The main challenge is to show the exact visual result or final prototype to the entire team involved in creating the effect. With the help of concept design, this chaos could be overcome, and time consumption can be reduced to a great extent to get the work done. 

I want to add that we believe in creating cutting-edge quality and benchmarks in our services. Entertainment Design Firms are very rare worldwide, and the demand is too high from the Entertainment Industry. I think there are only 2 Entertainment Design firms in the country, including Kreiva.

Dilip Kumar Shrivastava

4. What difficulties which you have faced or you are facing? 
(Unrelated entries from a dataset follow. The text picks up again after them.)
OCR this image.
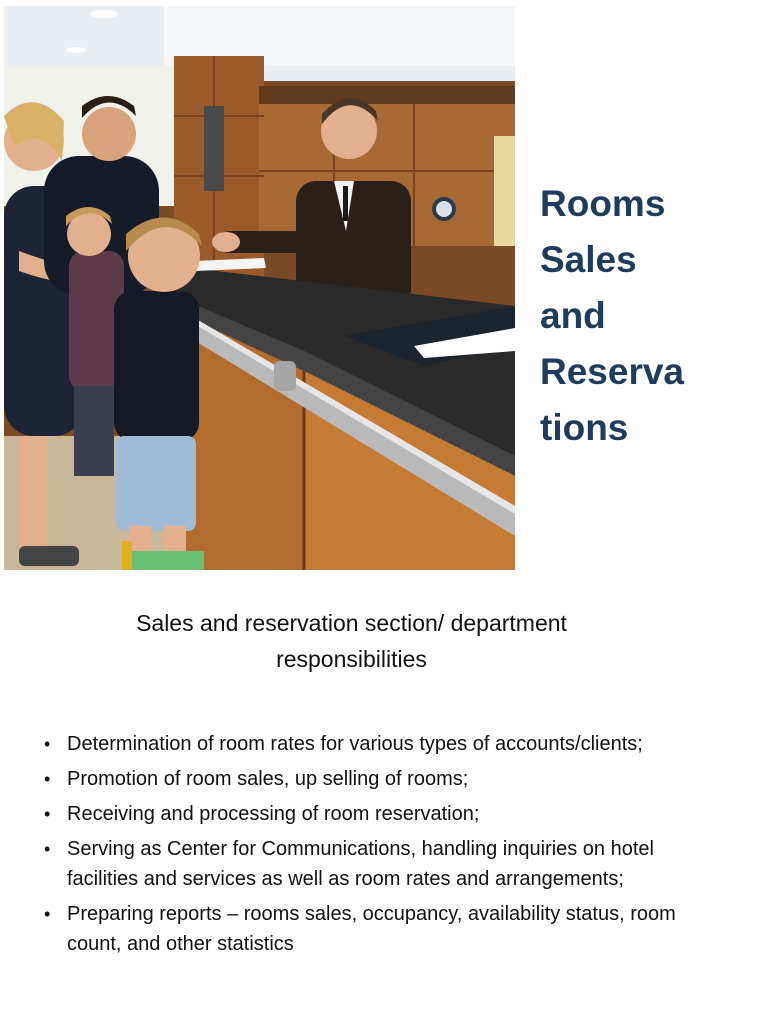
Rooms
Sales
and
Reserva
tions

Sales and reservation section/ department responsibilities

• Determination of room rates for various types of accounts/clients;
• Promotion of room sales, up selling of rooms;
• Receiving and processing of room reservation;
• Serving as Center for Communications, handling inquiries on hotel facilities and services as well as room rates and arrangements;
• Preparing reports – rooms sales, occupancy, availability status, room count, and other statistics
The list is too high, obviously, it’s a start-up firm, not very much recognized. Vision is very different, concepts art very different(in India). Not getting relevant manpower to multiply the productivity and serving more and more results and yes we do have solutions also, that we are working on it.
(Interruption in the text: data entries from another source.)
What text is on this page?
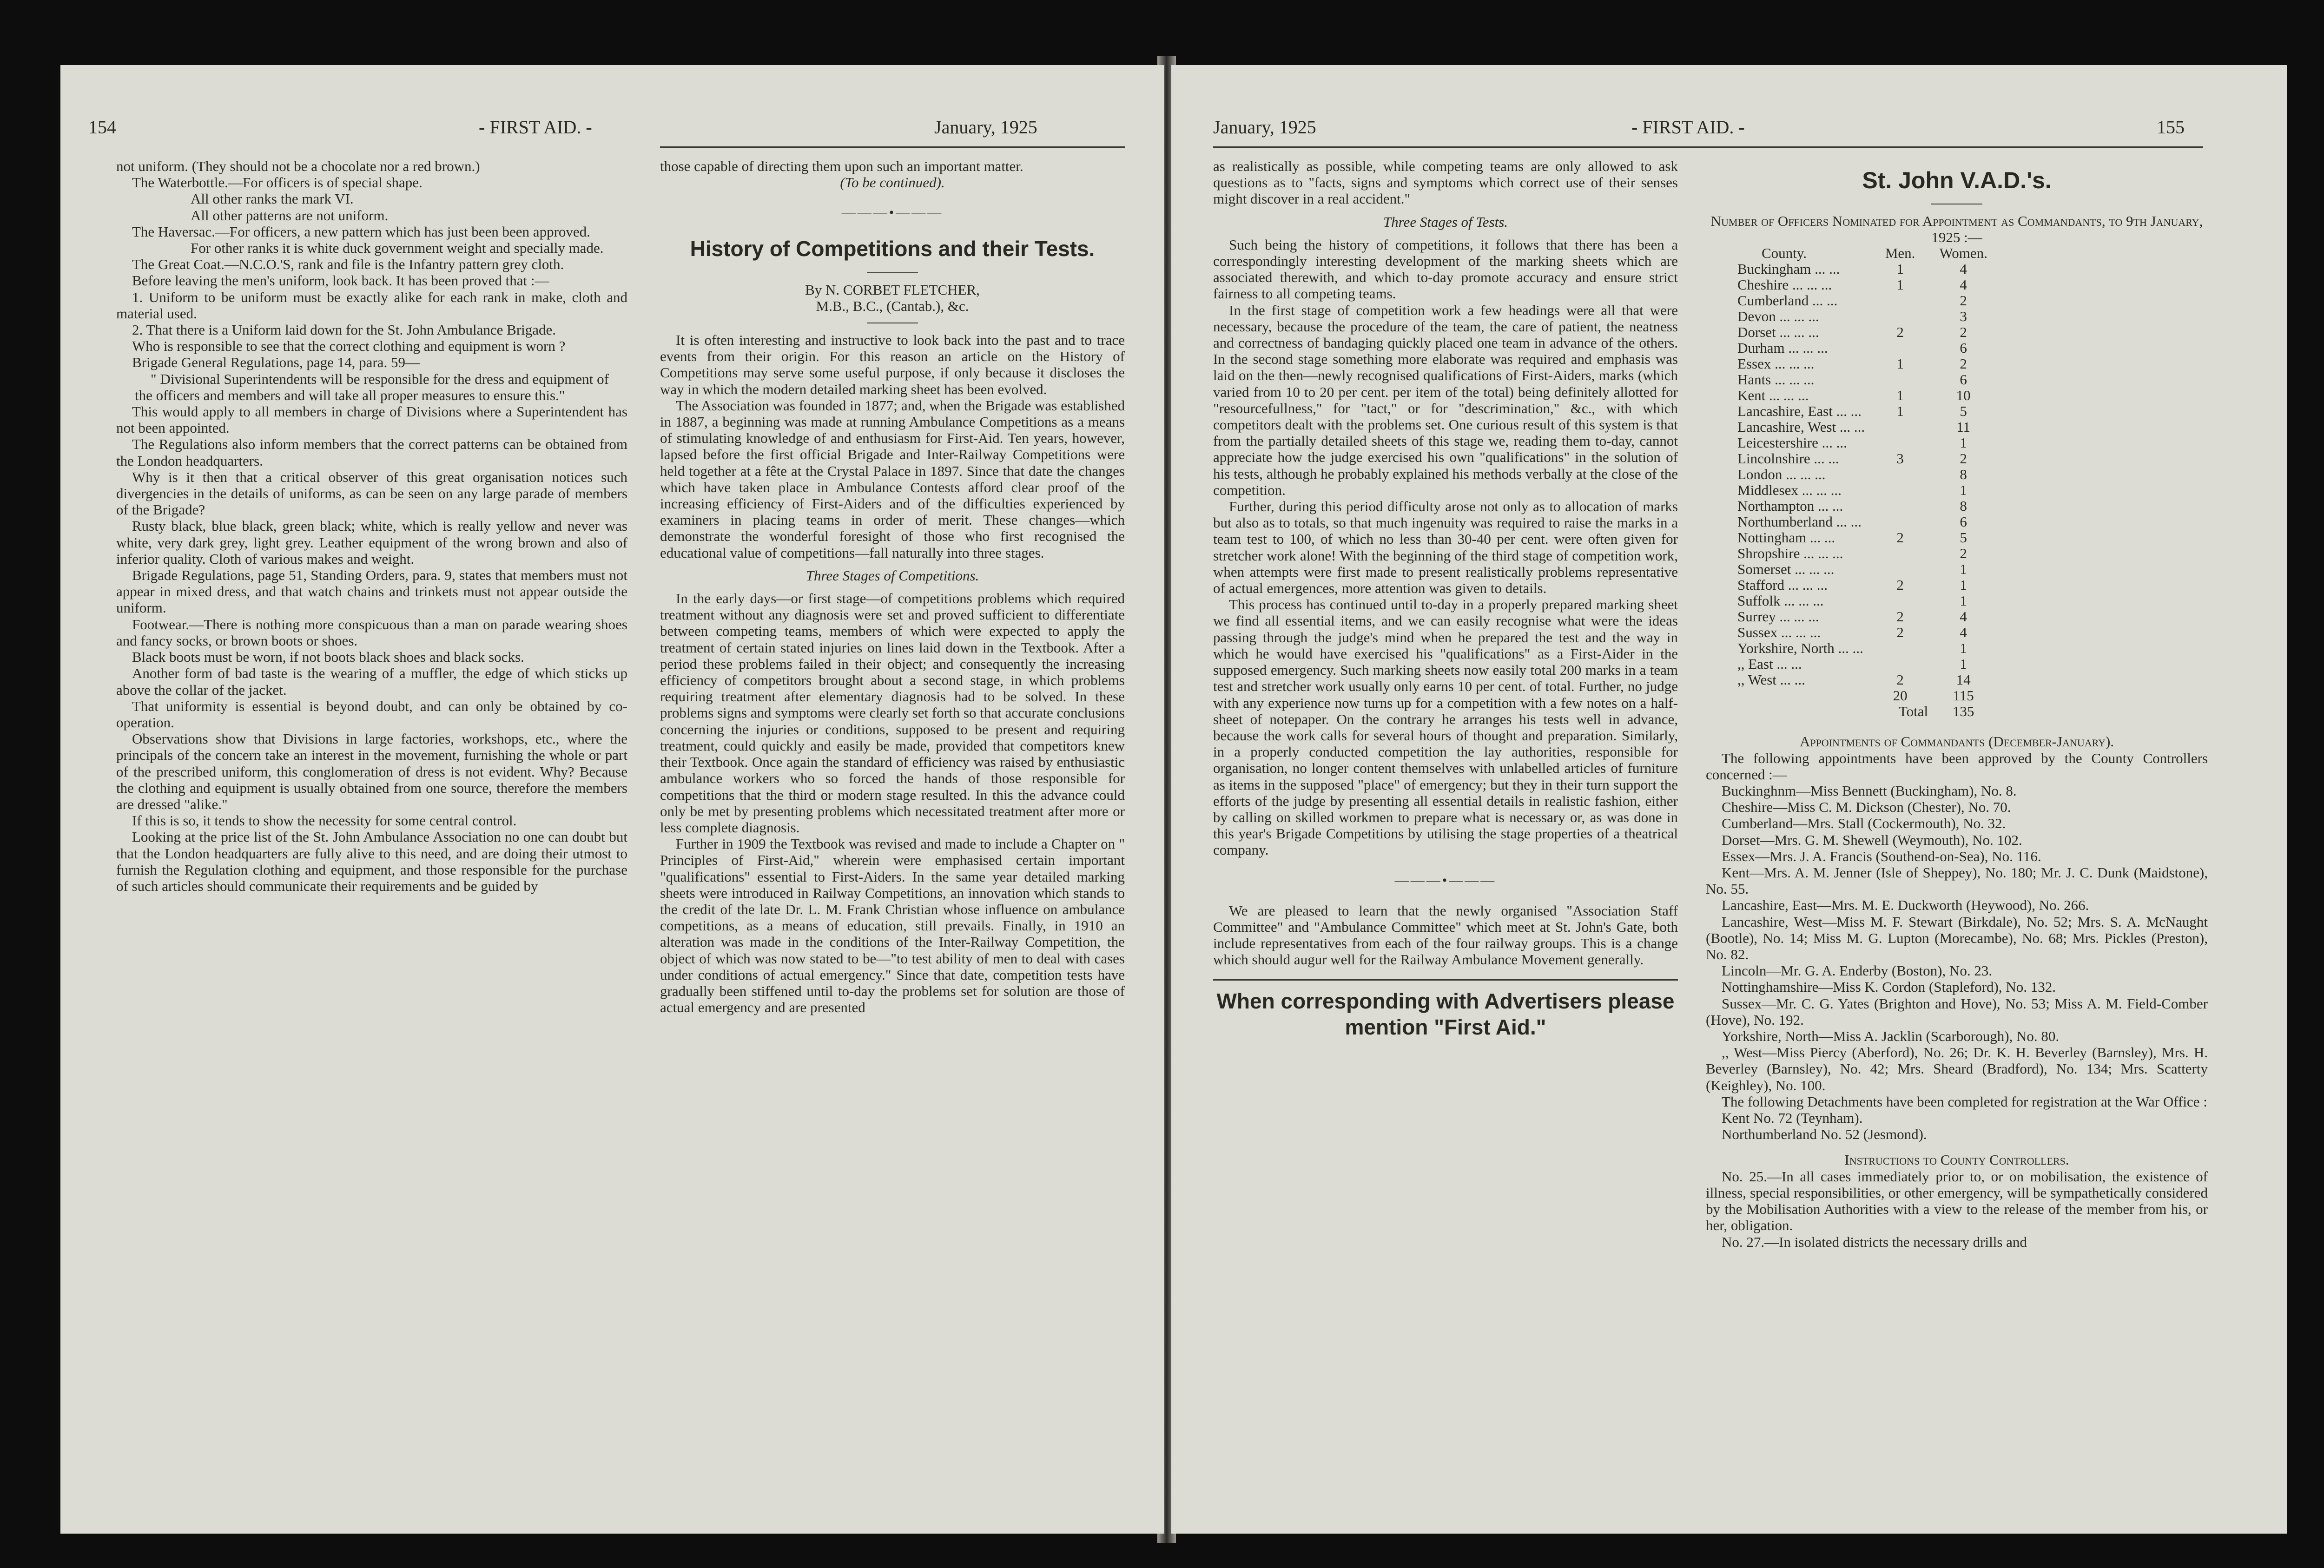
154	- FIRST AID. -	January, 1925

not uniform. (They should not be a chocolate nor a red brown.)

The Waterbottle.—For officers is of special shape.

All other ranks the mark VI.

All other patterns are not uniform.

The Haversac.—For officers, a new pattern which has just been been approved.

For other ranks it is white duck government weight and specially made.

The Great Coat.—N.C.O.'S, rank and file is the Infantry pattern grey cloth.

Before leaving the men's uniform, look back. It has been proved that :—

1. Uniform to be uniform must be exactly alike for each rank in make, cloth and material used.

2. That there is a Uniform laid down for the St. John Ambulance Brigade.

Who is responsible to see that the correct clothing and equipment is worn ?

Brigade General Regulations, page 14, para. 59—

" Divisional Superintendents will be responsible for the dress and equipment of the officers and members and will take all proper measures to ensure this."

This would apply to all members in charge of Divisions where a Superintendent has not been appointed.

The Regulations also inform members that the correct patterns can be obtained from the London headquarters.

Why is it then that a critical observer of this great organisation notices such divergencies in the details of uniforms, as can be seen on any large parade of members of the Brigade?

Rusty black, blue black, green black; white, which is really yellow and never was white, very dark grey, light grey. Leather equipment of the wrong brown and also of inferior quality. Cloth of various makes and weight.

Brigade Regulations, page 51, Standing Orders, para. 9, states that members must not appear in mixed dress, and that watch chains and trinkets must not appear outside the uniform.

Footwear.—There is nothing more conspicuous than a man on parade wearing shoes and fancy socks, or brown boots or shoes.

Black boots must be worn, if not boots black shoes and black socks.

Another form of bad taste is the wearing of a muffler, the edge of which sticks up above the collar of the jacket.

That uniformity is essential is beyond doubt, and can only be obtained by co-operation.

Observations show that Divisions in large factories, workshops, etc., where the principals of the concern take an interest in the movement, furnishing the whole or part of the prescribed uniform, this conglomeration of dress is not evident. Why? Because the clothing and equipment is usually obtained from one source, therefore the members are dressed "alike."

If this is so, it tends to show the necessity for some central control.

Looking at the price list of the St. John Ambulance Association no one can doubt but that the London headquarters are fully alive to this need, and are doing their utmost to furnish the Regulation clothing and equipment, and those responsible for the purchase of such articles should communicate their requirements and be guided by

those capable of directing them upon such an important matter.

(To be continued).

———•———
History of Competitions and their Tests.

By N. CORBET FLETCHER,

M.B., B.C., (Cantab.), &c.

It is often interesting and instructive to look back into the past and to trace events from their origin. For this reason an article on the History of Competitions may serve some useful purpose, if only because it discloses the way in which the modern detailed marking sheet has been evolved.

The Association was founded in 1877; and, when the Brigade was established in 1887, a beginning was made at running Ambulance Competitions as a means of stimulating knowledge of and enthusiasm for First-Aid. Ten years, however, lapsed before the first official Brigade and Inter-Railway Competitions were held together at a fête at the Crystal Palace in 1897. Since that date the changes which have taken place in Ambulance Contests afford clear proof of the increasing efficiency of First-Aiders and of the difficulties experienced by examiners in placing teams in order of merit. These changes—which demonstrate the wonderful foresight of those who first recognised the educational value of competitions—fall naturally into three stages.

Three Stages of Competitions.

In the early days—or first stage—of competitions problems which required treatment without any diagnosis were set and proved sufficient to differentiate between competing teams, members of which were expected to apply the treatment of certain stated injuries on lines laid down in the Textbook. After a period these problems failed in their object; and consequently the increasing efficiency of competitors brought about a second stage, in which problems requiring treatment after elementary diagnosis had to be solved. In these problems signs and symptoms were clearly set forth so that accurate conclusions concerning the injuries or conditions, supposed to be present and requiring treatment, could quickly and easily be made, provided that competitors knew their Textbook. Once again the standard of efficiency was raised by enthusiastic ambulance workers who so forced the hands of those responsible for competitions that the third or modern stage resulted. In this the advance could only be met by presenting problems which necessitated treatment after more or less complete diagnosis.

Further in 1909 the Textbook was revised and made to include a Chapter on " Principles of First-Aid," wherein were emphasised certain important "qualifications" essential to First-Aiders. In the same year detailed marking sheets were introduced in Railway Competitions, an innovation which stands to the credit of the late Dr. L. M. Frank Christian whose influence on ambulance competitions, as a means of education, still prevails. Finally, in 1910 an alteration was made in the conditions of the Inter-Railway Competition, the object of which was now stated to be—"to test ability of men to deal with cases under conditions of actual emergency." Since that date, competition tests have gradually been stiffened until to-day the problems set for solution are those of actual emergency and are presented

January, 1925	- FIRST AID. -	155

as realistically as possible, while competing teams are only allowed to ask questions as to "facts, signs and symptoms which correct use of their senses might discover in a real accident."

Three Stages of Tests.

Such being the history of competitions, it follows that there has been a correspondingly interesting development of the marking sheets which are associated therewith, and which to-day promote accuracy and ensure strict fairness to all competing teams.

In the first stage of competition work a few headings were all that were necessary, because the procedure of the team, the care of patient, the neatness and correctness of bandaging quickly placed one team in advance of the others. In the second stage something more elaborate was required and emphasis was laid on the then—newly recognised qualifications of First-Aiders, marks (which varied from 10 to 20 per cent. per item of the total) being definitely allotted for "resourcefullness," for "tact," or for "descrimination," &c., with which competitors dealt with the problems set. One curious result of this system is that from the partially detailed sheets of this stage we, reading them to-day, cannot appreciate how the judge exercised his own "qualifications" in the solution of his tests, although he probably explained his methods verbally at the close of the competition.

Further, during this period difficulty arose not only as to allocation of marks but also as to totals, so that much ingenuity was required to raise the marks in a team test to 100, of which no less than 30-40 per cent. were often given for stretcher work alone! With the beginning of the third stage of competition work, when attempts were first made to present realistically problems representative of actual emergences, more attention was given to details.

This process has continued until to-day in a properly prepared marking sheet we find all essential items, and we can easily recognise what were the ideas passing through the judge's mind when he prepared the test and the way in which he would have exercised his "qualifications" as a First-Aider in the supposed emergency. Such marking sheets now easily total 200 marks in a team test and stretcher work usually only earns 10 per cent. of total. Further, no judge with any experience now turns up for a competition with a few notes on a half-sheet of notepaper. On the contrary he arranges his tests well in advance, because the work calls for several hours of thought and preparation. Similarly, in a properly conducted competition the lay authorities, responsible for organisation, no longer content themselves with unlabelled articles of furniture as items in the supposed "place" of emergency; but they in their turn support the efforts of the judge by presenting all essential details in realistic fashion, either by calling on skilled workmen to prepare what is necessary or, as was done in this year's Brigade Competitions by utilising the stage properties of a theatrical company.

———•———

We are pleased to learn that the newly organised "Association Staff Committee" and "Ambulance Committee" which meet at St. John's Gate, both include representatives from each of the four railway groups. This is a change which should augur well for the Railway Ambulance Movement generally.

When corresponding with Advertisers please mention "First Aid."
St. John V.A.D.'s.

Number of Officers Nominated for Appointment as Commandants, to 9th January, 1925 :—

County.	Men.	Women.
Buckingham ... ...	1	4
Cheshire ... ... ...	1	4
Cumberland ... ...		2
Devon ... ... ...		3
Dorset ... ... ...	2	2
Durham ... ... ...		6
Essex ... ... ...	1	2
Hants ... ... ...		6
Kent ... ... ...	1	10
Lancashire, East ... ...	1	5
Lancashire, West ... ...		11
Leicestershire ... ...		1
Lincolnshire ... ...	3	2
London ... ... ...		8
Middlesex ... ... ...		1
Northampton ... ...		8
Northumberland ... ...		6
Nottingham ... ...	2	5
Shropshire ... ... ...		2
Somerset ... ... ...		1
Stafford ... ... ...	2	1
Suffolk ... ... ...		1
Surrey ... ... ...	2	4
Sussex ... ... ...	2	4
Yorkshire, North ... ...		1
,, East ... ...		1
,, West ... ...	2	14
	20	115
Total		135

Appointments of Commandants (December-January).

The following appointments have been approved by the County Controllers concerned :—

Buckinghnm—Miss Bennett (Buckingham), No. 8.

Cheshire—Miss C. M. Dickson (Chester), No. 70.

Cumberland—Mrs. Stall (Cockermouth), No. 32.

Dorset—Mrs. G. M. Shewell (Weymouth), No. 102.

Essex—Mrs. J. A. Francis (Southend-on-Sea), No. 116.

Kent—Mrs. A. M. Jenner (Isle of Sheppey), No. 180; Mr. J. C. Dunk (Maidstone), No. 55.

Lancashire, East—Mrs. M. E. Duckworth (Heywood), No. 266.

Lancashire, West—Miss M. F. Stewart (Birkdale), No. 52; Mrs. S. A. McNaught (Bootle), No. 14; Miss M. G. Lupton (Morecambe), No. 68; Mrs. Pickles (Preston), No. 82.

Lincoln—Mr. G. A. Enderby (Boston), No. 23.

Nottinghamshire—Miss K. Cordon (Stapleford), No. 132.

Sussex—Mr. C. G. Yates (Brighton and Hove), No. 53; Miss A. M. Field-Comber (Hove), No. 192.

Yorkshire, North—Miss A. Jacklin (Scarborough), No. 80.

,, West—Miss Piercy (Aberford), No. 26; Dr. K. H. Beverley (Barnsley), Mrs. H. Beverley (Barnsley), No. 42; Mrs. Sheard (Bradford), No. 134; Mrs. Scatterty (Keighley), No. 100.

The following Detachments have been completed for registration at the War Office :

Kent No. 72 (Teynham).

Northumberland No. 52 (Jesmond).

Instructions to County Controllers.

No. 25.—In all cases immediately prior to, or on mobilisation, the existence of illness, special responsibilities, or other emergency, will be sympathetically considered by the Mobilisation Authorities with a view to the release of the member from his, or her, obligation.

No. 27.—In isolated districts the necessary drills and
If you are not getting the relevant manpower, “yes it happens when you starting something which is the very new thing”, you have to generate the manpower by giving them training and providing them skills according to your requirement so it takes time also to bring that into shape.

You have to wait by having the patience to transform them in productive, this stream is not very much aware of the people so we are promoting the stream apart from doing projects, so this kind of complications we are facing to make it saturated.

5. How do you handle the pressure and manage stress?

If you take your challenges and milestones as a burden, you will be stressed, and there will be no treatment or solution for that. Why stress when you have established whatever you aimed for so long. Indeed, intense deadlines and workload are there, but it is something that I have chosen. So I have to handle this as a challenge and not a burden.

Yes, mentally, I can overcome stress, but it is also crucial to take care physically. I have to take care of my health with a proper sleep of 7-8 hours, Good diet (dal, veggies, chapattis and all), Yoga or 6-7 km of walking (approx. an hour it takes). There’s no denying the fact that I have to be physically fit.

6. How many hours a day do you work on an average & can you describe/outline your typical day?  

I usually work for 8-9 hours, typically, not more than that. My daily routine is very normal and common, like any other person. Sometimes, when we have deadlines, I have to continuously work for 18-20 hours (but sometimes only), which barely happens; the rest 8-9 hours of investing in productivity are generally enough.

My office timings are from 11 am to 7 pm, but yes, I work on Saturdays and Sundays (working 3-4 hours from home).

7. In your opinion, what are the keys to success?

For every individual, the meaning of success is different (what you desire from life is the game changer). It can also be your life partner, iPhone, Car. Not stereotypically fame and money. To acquire success, you may have a consolidated Vision, Die-Hard Instinct, and Interest to achieve and the ability to work by quitting your lackadaisical attitude.

Skills and hard work are secondary; you will get it automatically when you come up with vision and instincts. I have seen many cases, especially the teenagers, their ambitions are very high, but efforts should also be high like the ambitions. 

8. What advice would you give to someone starting out as an aspiring
entrepreneur?

Intense hard work is good, but channelizing that intense hard work on the right track will give you results. It would help if you had a consolidated idea of what to do before starting. Once your vision is strong, then go for it. But before starting it out, perform proper analysis rather than going by trends and believe in yourself and your vision.

Once your vision for your start will be consolidated, then go for it. but before starting it out. Do the proper analysis rather than choosing it by trend and believe in yourself and your vision.